How to Make a Product Hierarchy that Scales

A product hierarchy is a model of your business’s offerings in an organized and logical structure. You’re likely most familiar with these constructs as they exist in merchandising and retail (Winter Wear → Women’s → Jackets → Down Jackets → Red), but they are equally as important and valuable in the arena of digital products.

Too often, tech companies market themselves based on their features. Moreover, the features they choose to highlight are baseline product expectations like “data protection” or “profile customization.” This granularity is misleading and dissatisfying to potential buyers because the product is almost always more capable than its marketing suggests. Imagine a realtor trying to sell you on a home’s 40 electrical outlets before mentioning its three bedrooms and two bathrooms. Odd, right?
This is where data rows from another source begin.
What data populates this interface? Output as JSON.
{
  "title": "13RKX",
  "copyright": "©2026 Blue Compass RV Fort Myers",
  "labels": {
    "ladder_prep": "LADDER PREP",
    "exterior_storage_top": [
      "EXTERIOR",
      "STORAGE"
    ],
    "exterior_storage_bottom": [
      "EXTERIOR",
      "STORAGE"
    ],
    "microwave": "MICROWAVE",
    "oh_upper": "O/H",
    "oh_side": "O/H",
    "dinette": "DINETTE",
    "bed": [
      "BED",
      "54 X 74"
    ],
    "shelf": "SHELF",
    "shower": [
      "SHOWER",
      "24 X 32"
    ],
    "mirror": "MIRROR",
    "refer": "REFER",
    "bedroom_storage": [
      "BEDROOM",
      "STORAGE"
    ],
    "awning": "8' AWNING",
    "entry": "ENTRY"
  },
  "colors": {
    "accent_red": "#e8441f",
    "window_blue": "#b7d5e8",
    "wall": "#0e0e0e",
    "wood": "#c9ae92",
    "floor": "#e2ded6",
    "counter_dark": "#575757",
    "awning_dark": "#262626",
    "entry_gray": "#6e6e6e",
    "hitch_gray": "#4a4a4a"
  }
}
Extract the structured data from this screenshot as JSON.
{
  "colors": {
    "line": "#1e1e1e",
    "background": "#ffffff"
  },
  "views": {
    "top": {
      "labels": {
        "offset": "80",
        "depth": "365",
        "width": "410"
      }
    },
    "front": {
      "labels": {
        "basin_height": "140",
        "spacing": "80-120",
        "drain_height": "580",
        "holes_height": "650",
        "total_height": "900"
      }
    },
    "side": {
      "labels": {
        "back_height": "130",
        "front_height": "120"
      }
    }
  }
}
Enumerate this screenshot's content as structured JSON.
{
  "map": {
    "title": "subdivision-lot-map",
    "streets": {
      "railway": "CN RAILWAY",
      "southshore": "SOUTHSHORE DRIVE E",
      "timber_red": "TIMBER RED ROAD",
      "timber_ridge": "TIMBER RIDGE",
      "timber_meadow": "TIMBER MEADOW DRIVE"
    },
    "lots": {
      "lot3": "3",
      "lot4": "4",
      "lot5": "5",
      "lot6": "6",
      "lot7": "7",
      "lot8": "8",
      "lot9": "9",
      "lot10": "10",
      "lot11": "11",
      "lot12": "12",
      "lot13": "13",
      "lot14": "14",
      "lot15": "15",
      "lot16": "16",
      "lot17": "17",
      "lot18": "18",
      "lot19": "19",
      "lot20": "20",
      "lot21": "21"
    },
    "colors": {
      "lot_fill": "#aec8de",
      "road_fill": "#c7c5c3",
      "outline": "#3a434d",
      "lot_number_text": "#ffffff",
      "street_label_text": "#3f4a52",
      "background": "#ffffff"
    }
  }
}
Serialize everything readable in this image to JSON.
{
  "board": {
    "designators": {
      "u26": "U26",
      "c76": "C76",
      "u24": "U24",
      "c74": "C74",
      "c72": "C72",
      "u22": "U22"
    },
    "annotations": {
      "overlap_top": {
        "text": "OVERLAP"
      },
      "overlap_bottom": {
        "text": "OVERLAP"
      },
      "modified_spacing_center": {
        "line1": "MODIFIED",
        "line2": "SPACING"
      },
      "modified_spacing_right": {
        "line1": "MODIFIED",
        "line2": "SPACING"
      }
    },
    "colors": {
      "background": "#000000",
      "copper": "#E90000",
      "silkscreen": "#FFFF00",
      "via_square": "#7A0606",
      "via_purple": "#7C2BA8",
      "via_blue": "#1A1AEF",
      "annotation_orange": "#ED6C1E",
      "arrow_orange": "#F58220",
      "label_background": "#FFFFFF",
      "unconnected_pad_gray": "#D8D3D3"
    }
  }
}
The graphics below illustrate the parallel between physical product hierarchies and digital ones.

Here is an example for physical product hierarchy, Honda:

Here is an example for digital product hierarchy, Adobe:

Adobe Product Hierarchy

In the same way retail items can be neatly grouped into systematic categories, so too can the modules and features of your business. It’s an important step toward product clarity.

An effective product hierarchy establishes a shared language across your organization.

Your product hierarchy helps representatives from every department speak confidently and consistently about what your product does, who it serves, and the ultimate value(s) delivered to the customer.

The dangers of a poorly organized product stretch far beyond digital walls and could negatively impact every corner of your business. Without a common language, you run the risk of misrepresenting product value, confusing potential buyers, or chasing unnecessary features.


Step 1: Establishing Your Root

It’s imperative to root your product hierarchy in user needs and business value. This shared root encourages methodical product growth as you continue adding new product lines, services, and features. If a new idea doesn’t serve the “root system” you’ve established, it likely won’t fit naturally into your product hierarchy. It can be difficult prioritizing “good” features over “great” ones just because the latter doesn’t fit the construct, but it will protect you from creating a “Frankenstein product” of disjointed functionality.

It’s imperative to root your product hierarchy in user needs and business value.

Product management is a direct line to user needs, so work with them to identify the proper root for your hierarchy. In the most generic sense, what are you solving for the user? Dropbox roots their entire product in team collaboration, and everything they do serves that goal.


Step 2: Organizing Your Features

Drafting a product hierarchy is not unlike organizing your closet, pantry, or garage, and it can be as simple or as sophisticated as you need. Keep in mind, however, that even large businesses can succinctly convey complex product ecosystems, so don’t shy away from simplification if that’s the natural output. It’s probably correct.

Start by identifying shared features and functionality, and categorize them by what pain(s) they solve. Consider Facebook: the Messenger and Video Chat products both fit under the shared umbrella of communication. Features like Suggested Connections and News Feed are all about discovery.

Buckets of functionality should be logical groupings that match the way the end product is ultimately presented and sold to the customer. This doesn’t just help internal sales talk about your product; it helps customers talk about your product, too.


Step 3: Growing Your Hierarchy

The earlier you design your product hierarchy, the better off you’ll be moving forward. Features are easier to vet and prioritize, packaging options emerge, and road-mapping exercises become less challenging.

Revisit your product hierarchy each time you grow your product to ensure new additions fit. If they don’t, that feature or product might now be worth pursuing, or you might consider creating a new category. A word of caution: New categories should only be created if they align to a roadmap of growth in that category. Don’t just create a new category to fit something because it doesn’t fit anywhere else.

Revisit your product hierarchy each time you grow your product to ensure new additions fit.

Ask yourself these questions each time you add new features or products:

  1. Does this feature/product fit naturally into an existing category in my hierarchy?
  2. Is it rooted in user needs and business goals?
  3. Will adding it affect my product positioning?
  4. Will adding it change the way we sell?

Using Your Product Hierarchy

Let your product hierarchy be your guide, and reference it regularly throughout your product journey.

Most importantly, don’t hide it.

It’ll help sales reps understand how to talk about the product, how to classify opportunities, how to upsell, and how to measure success. It’ll make it easier for marketing to structure release messaging, notes, and communications externally so users understand what’s new.

Publicize it internally, and departments across your business will feel more empowered to speak intelligently about the product. Publicize it externally, and customers will purchase more confidently, drive warmer word-of-mouth referrals, and enjoy a better product experience.

Follow The North Star

The North Star was a reliable source of direction before compasses and GPS, and even though it moves across the sky as the earth orbits the sun, it always stays due north.

In the same way, your product hierarchy will evolve as your business changes, but it should always remain your guiding light. Your North Star.

Trust in your product hierarchy and your product will grow effortlessly.